Le prime analisi indicano che i pangolini malesi ( Manis javanica) importato illegalmente nella provincia del Guangdong contiene un CoV simile al SARS-CoV-2 18,19. Sebbene il virus del pipistrello RaTG13 rimanga il parente più vicino a SARS-CoV-2 in tutto il genoma, il CoV pangolino malese è identico a SARS-CoV-2 in tutti e sei i residui chiave di RBD (Figura 1).

Tuttavia, non è stato ancora identificato alcun CoV di pangolina sufficientemente simile alla SARS-CoV-2 in tutto il suo genoma per supportare l’infezione umana diretta.

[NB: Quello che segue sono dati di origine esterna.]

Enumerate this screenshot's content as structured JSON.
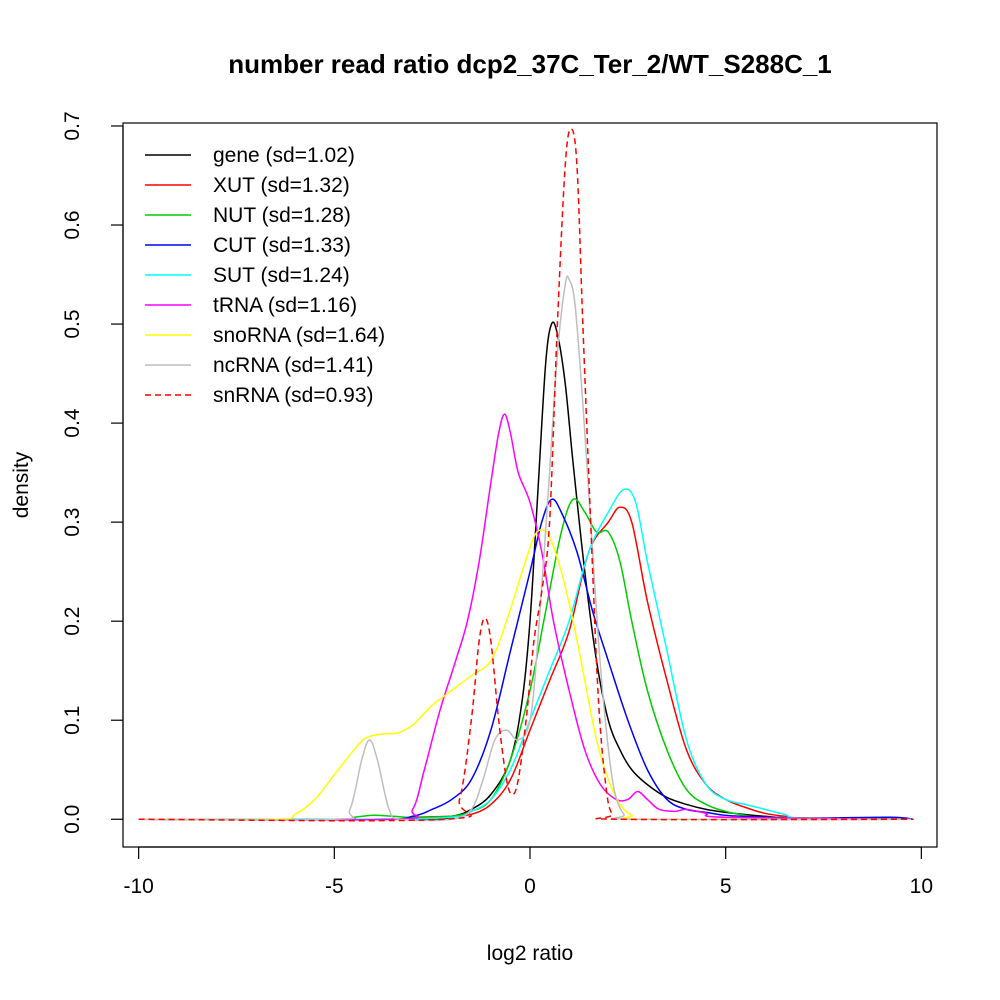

Inoltre, il pangolino CoV non porta un inserimento polivinico nel sito di scissione.

Affinché un virus precursore acquisisca il sito di scissione polibasico e le mutazioni nella proteina del picco adatte al legame del recettore ACE2 umano, un ospite animale dovrebbe probabilmente avere un’alta densità di popolazione – per consentire alla selezione naturale di procedere in modo efficiente – e un gene ACE2 che è simile all’ortoologo umano.

Dobbiamo pertanto considerare la possibilità di un rilascio deliberato o involontario di SARS-CoV-2.

Indipendentemente dall’origine della SARS-CoV-2, la in corso della nell’uomo e in altri animali è chiaramente della massima importanza.